彼の犬 #1

彼の犬 1 

 林の中のいつものコースを歩いているときふいに浮かんだ。
 タロウと心中しようか?
 なにか行き詰った感じがあってそれでいいような感情があった。
 波は小さく、静かで事の重大さにふさわしくない軽さに、刺すような静謐が走る。なにも心中しなくても動物病院の女医さんに頼み、さくらを眠らせたときのようにタロウを注射でと思う。 
 一つ違うのはさくらは持病のアレルギーで病んでいた。獣医師が安楽死を提案したのであり、タロウはまったく病なく、元気なのである。

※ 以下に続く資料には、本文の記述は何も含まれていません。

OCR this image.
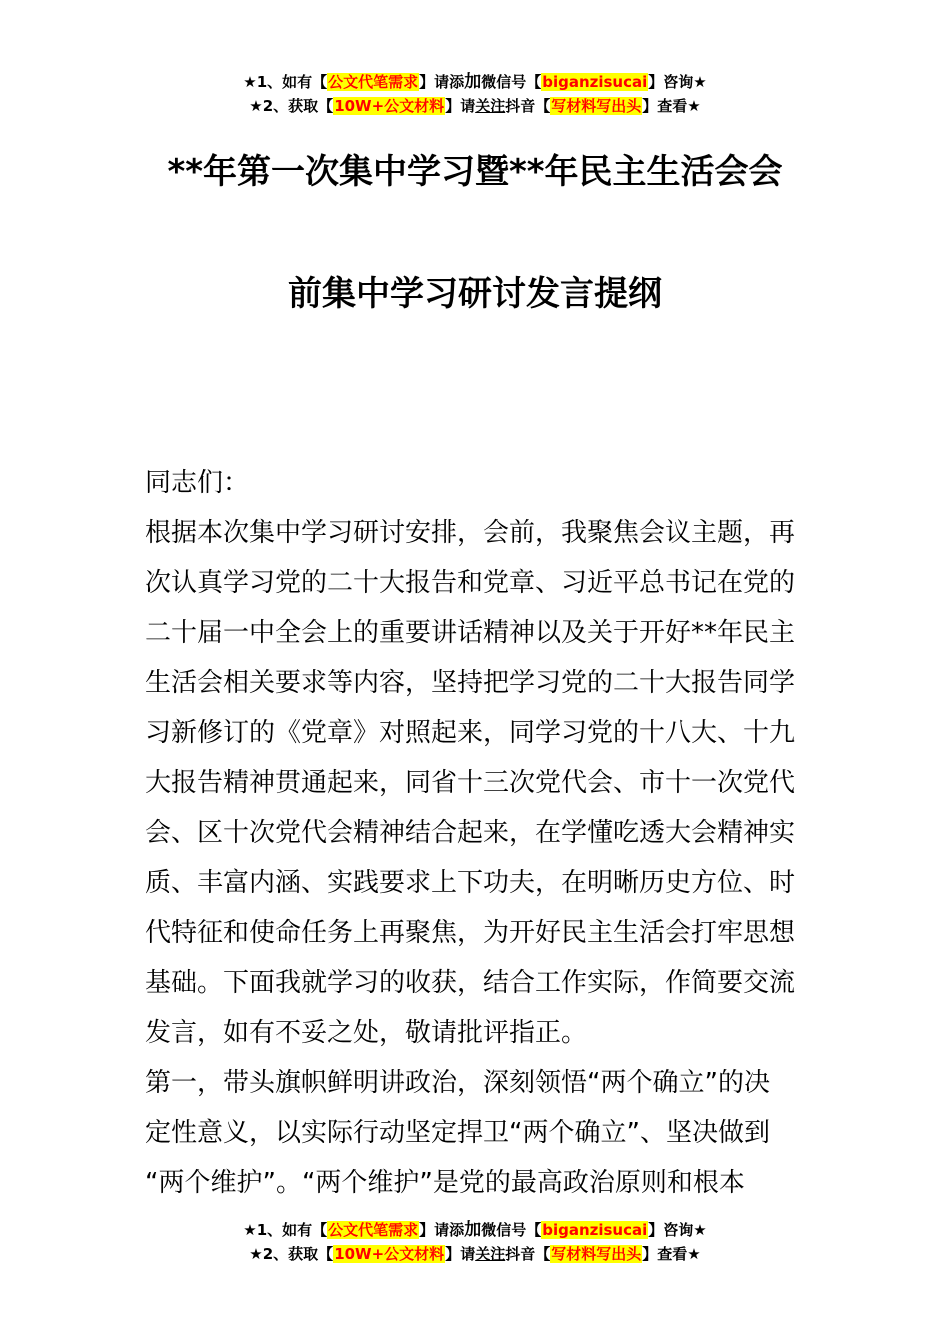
★1、如有【公文代笔需求】请添加微信号【biganzisucai】咨询★
★2、获取【10W+公文材料】请关注抖音【写材料写出头】查看★
**年第一次集中学习暨**年民主生活会会
前集中学习研讨发言提纲

同志们：

根据本次集中学习研讨安排，会前，我聚焦会议主题，再

次认真学习党的二十大报告和党章、习近平总书记在党的

二十届一中全会上的重要讲话精神以及关于开好**年民主

生活会相关要求等内容，坚持把学习党的二十大报告同学

习新修订的《党章》对照起来，同学习党的十八大、十九

大报告精神贯通起来，同省十三次党代会、市十一次党代

会、区十次党代会精神结合起来，在学懂吃透大会精神实

质、丰富内涵、实践要求上下功夫，在明晰历史方位、时

代特征和使命任务上再聚焦，为开好民主生活会打牢思想

基础。下面我就学习的收获，结合工作实际，作简要交流

发言，如有不妥之处，敬请批评指正。

第一，带头旗帜鲜明讲政治，深刻领悟“两个确立”的决

定性意义，以实际行动坚定捍卫“两个确立”、坚决做到

“两个维护”。“两个维护”是党的最高政治原则和根本

★1、如有【公文代笔需求】请添加微信号【biganzisucai】咨询★
★2、获取【10W+公文材料】请关注抖音【写材料写出头】查看★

 まだ9年あると近所の黒犬の死んだ年から数えた。黒犬が死んだのは19歳だった。
 猟犬のような黒犬は迷子か捨て犬かわからなかったが鈴木さんが拾った。  
 鈴木さんは中学校の社会科教師でバレーボールの部活の顧問だった人で、筋肉の病気と眼病で障碍者年金で暮らしている埼玉からの移住者である。毎日林を見ていたら目が見えるようになかったと話した。わたしの視力は0.4ぐらいだからパソコンやスマホを見た後は林の高い樹木へ目を向けるようにした。
 眼鏡店で検査したら少し視力が上がっていた。
「緑を見て暮らしているからですか」
 手際の悪い若い検査員に訊いた。
「緑を見てよくなるということではなく、遠くを見るからです」
 突っぱねるような口ぶりだった。やたらに時間がかかったわりに眼鏡一つ決めさせられなかった。帰り際に勧めた店主の一言で買うことになったのだ。

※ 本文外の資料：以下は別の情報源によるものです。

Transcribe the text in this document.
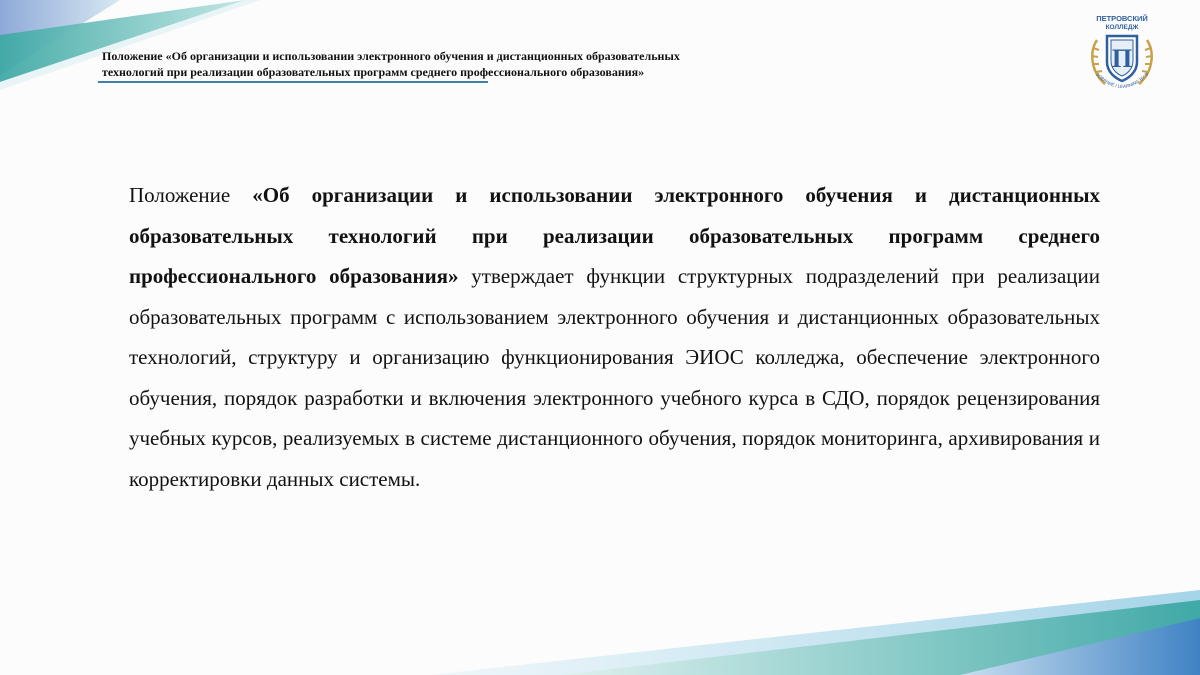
Положение «Об организации и использовании электронного обучения и дистанционных образовательных
технологий при реализации образовательных программ среднего профессионального образования»
ПЕТРОВСКИЙ
КОЛЛЕДЖ
П
ЗОВАНИЕ / LEARNING BY D
Положение «Об организации и использовании электронного обучения и дистанционных образовательных технологий при реализации образовательных программ среднего профессионального образования» утверждает функции структурных подразделений при реализации образовательных программ с использованием электронного обучения и дистанционных образовательных технологий, структуру и организацию функционирования ЭИОС колледжа, обеспечение электронного обучения, порядок разработки и включения электронного учебного курса в СДО, порядок рецензирования учебных курсов, реализуемых в системе дистанционного обучения, порядок мониторинга, архивирования и корректировки данных системы.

 タロウはきょうも事情を知らずに、はしゃいでいる。一匹で道路端を散歩する猫のみいちゃんを見つめて鼻を鳴らす。みいちゃんはうずくまって睨む。
 心中は止めてタロウに毒を食べさせることを考える。犬を殺したら動物虐待で逮捕されるかもしれない。でもそこまで調べないだろう。さくらと猫のくうを埋めたゆすら梅の木の下にタロウも埋めてやる。それは彼がいたときから決めていた。

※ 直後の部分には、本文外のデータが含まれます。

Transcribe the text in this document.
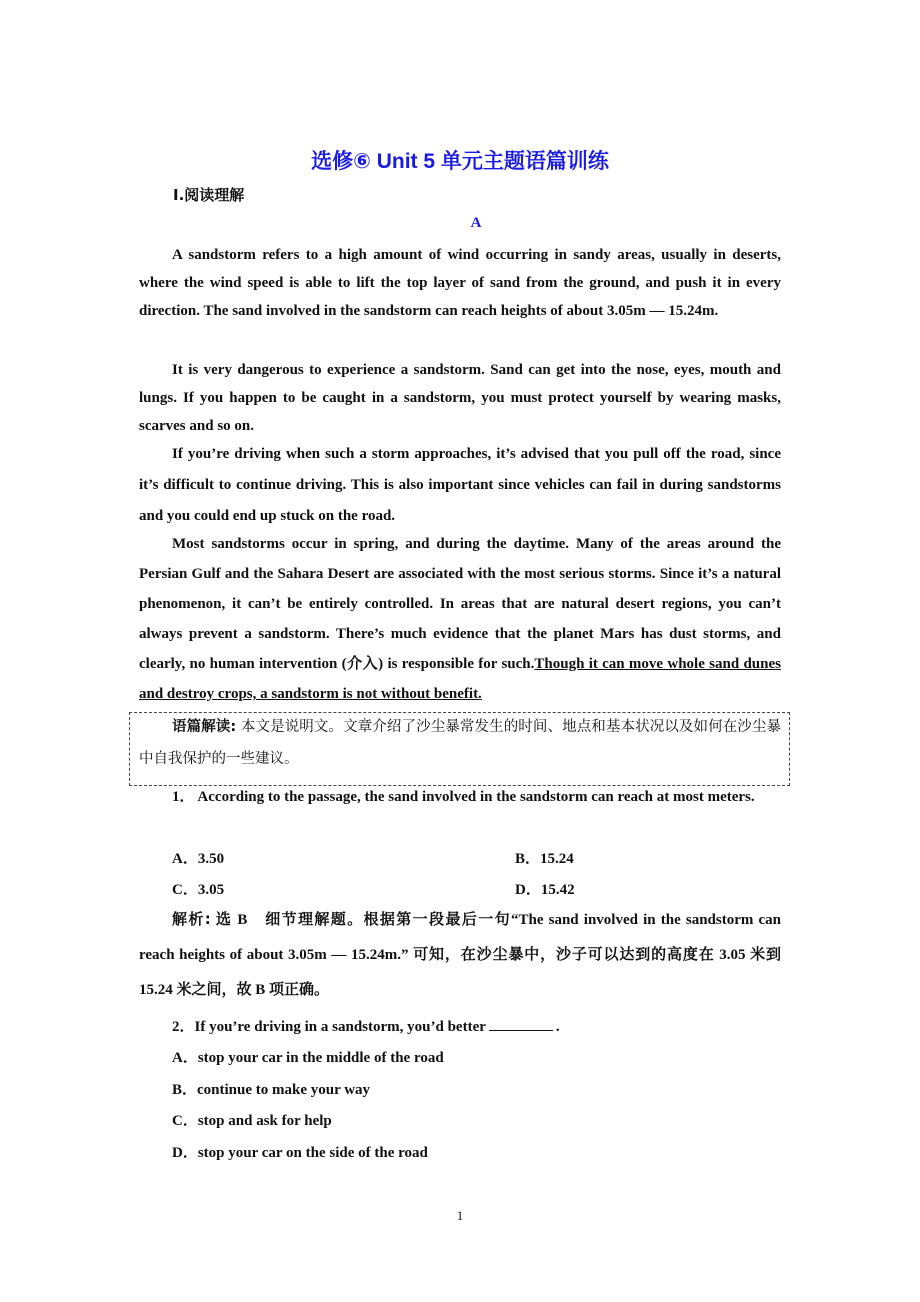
选修⑥ Unit 5 单元主题语篇训练
Ⅰ.阅读理解
A

A sandstorm refers to a high amount of wind occurring in sandy areas, usually in deserts, where the wind speed is able to lift the top layer of sand from the ground, and push it in every direction. The sand involved in the sandstorm can reach heights of about 3.05m — 15.24m.

It is very dangerous to experience a sandstorm. Sand can get into the nose, eyes, mouth and lungs. If you happen to be caught in a sandstorm, you must protect yourself by wearing masks, scarves and so on.

If you’re driving when such a storm approaches, it’s advised that you pull off the road, since it’s difficult to continue driving. This is also important since vehicles can fail in during sandstorms and you could end up stuck on the road.

Most sandstorms occur in spring, and during the daytime. Many of the areas around the Persian Gulf and the Sahara Desert are associated with the most serious storms. Since it’s a natural phenomenon, it can’t be entirely controlled. In areas that are natural desert regions, you can’t always prevent a sandstorm. There’s much evidence that the planet Mars has dust storms, and clearly, no human intervention (介入) is responsible for such.Though it can move whole sand dunes and destroy crops, a sandstorm is not without benefit.

语篇解读: 本文是说明文。文章介绍了沙尘暴常发生的时间、地点和基本状况以及如何在沙尘暴中自我保护的一些建议。

1． According to the passage, the sand involved in the sandstorm can reach at most meters.

A．3.50	B．15.24
C．3.05	D．15.42

解析: 选 B　细节理解题。根据第一段最后一句“The sand involved in the sandstorm can reach heights of about 3.05m — 15.24m.” 可知，在沙尘暴中，沙子可以达到的高度在 3.05 米到 15.24 米之间，故 B 项正确。

2．If you’re driving in a sandstorm, you’d better	.
A．stop your car in the middle of the road
B．continue to make your way
C．stop and ask for help
D．stop your car on the side of the road
1
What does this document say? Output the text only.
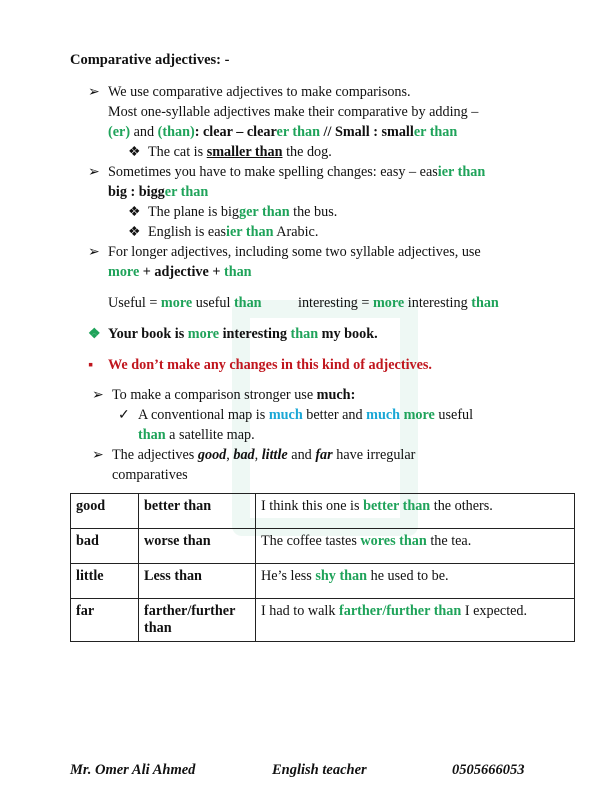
Comparative adjectives: -
➢ We use comparative adjectives to make comparisons.
Most one-syllable adjectives make their comparative by adding –
(er) and (than): clear – clearer than // Small : smaller than
❖ The cat is smaller than the dog.
➢ Sometimes you have to make spelling changes: easy – easier than
big : bigger than
❖ The plane is bigger than the bus.
❖ English is easier than Arabic.
➢ For longer adjectives, including some two syllable adjectives, use
more + adjective + than
Useful = more useful than	interesting = more interesting than
❖ Your book is more interesting than my book.
▪ We don’t make any changes in this kind of adjectives.
➢ To make a comparison stronger use much:
✓ A conventional map is much better and much more useful
than a satellite map.
➢ The adjectives good, bad, little and far have irregular
comparatives
good	better than	I think this one is better than the others.
bad	worse than	The coffee tastes wores than the tea.
little	Less than	He’s less shy than he used to be.
far	farther/further than	I had to walk farther/further than I expected.
Mr. Omer Ali Ahmed	English teacher	0505666053
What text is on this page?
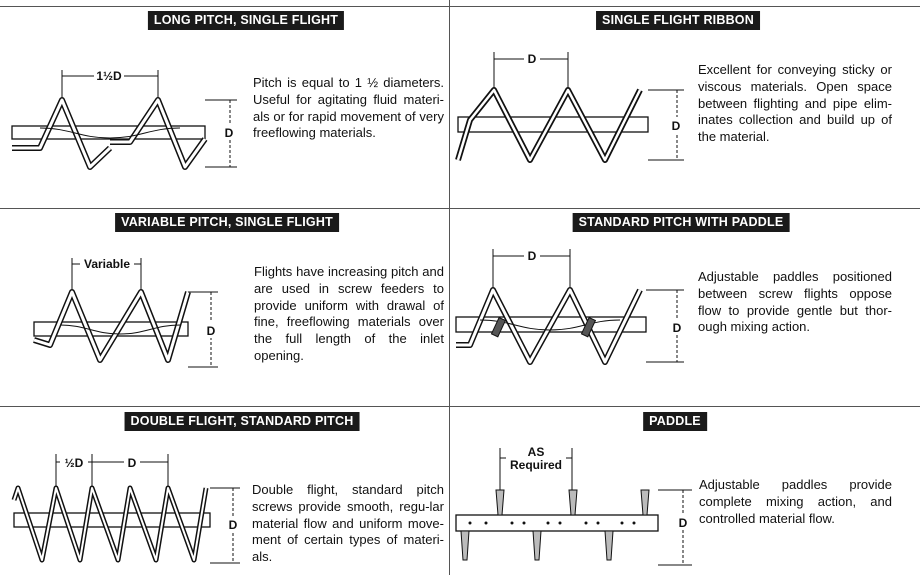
LONG PITCH, SINGLE FLIGHT
1½D
D
Pitch is equal to 1 ½ diameters. Useful for agitating fluid materi-als or for rapid movement of very freeflowing materials.
SINGLE FLIGHT RIBBON
D
D
Excellent for conveying sticky or viscous materials. Open space between flighting and pipe elim-inates collection and build up of the material.
VARIABLE PITCH, SINGLE FLIGHT
Variable
D
Flights have increasing pitch and are used in screw feeders to provide uniform with drawal of fine, freeflowing materials over the full length of the inlet opening.
STANDARD PITCH WITH PADDLE
D
D
Adjustable paddles positioned between screw flights oppose flow to provide gentle but thor-ough mixing action.
DOUBLE FLIGHT, STANDARD PITCH
½D	D
D
Double flight, standard pitch screws provide smooth, regu-lar material flow and uniform move-ment of certain types of materi-als.
PADDLE
AS
Required
D
Adjustable paddles provide complete mixing action, and controlled material flow.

 猫のくうは、生まれつきの心臓病が突然悪くなって急に死んだ。捨て猫3匹のなかで一番弱っている猫に決めたのだったが、心臓が悪かったのだ。他の2匹は歩き出していた。
「さくらとくうとタロウのお墓」
 彼はそう言いながら、ゆすら梅の木の周りに小花の株をたくさん植えこみ、楕円に赤レンガで囲った。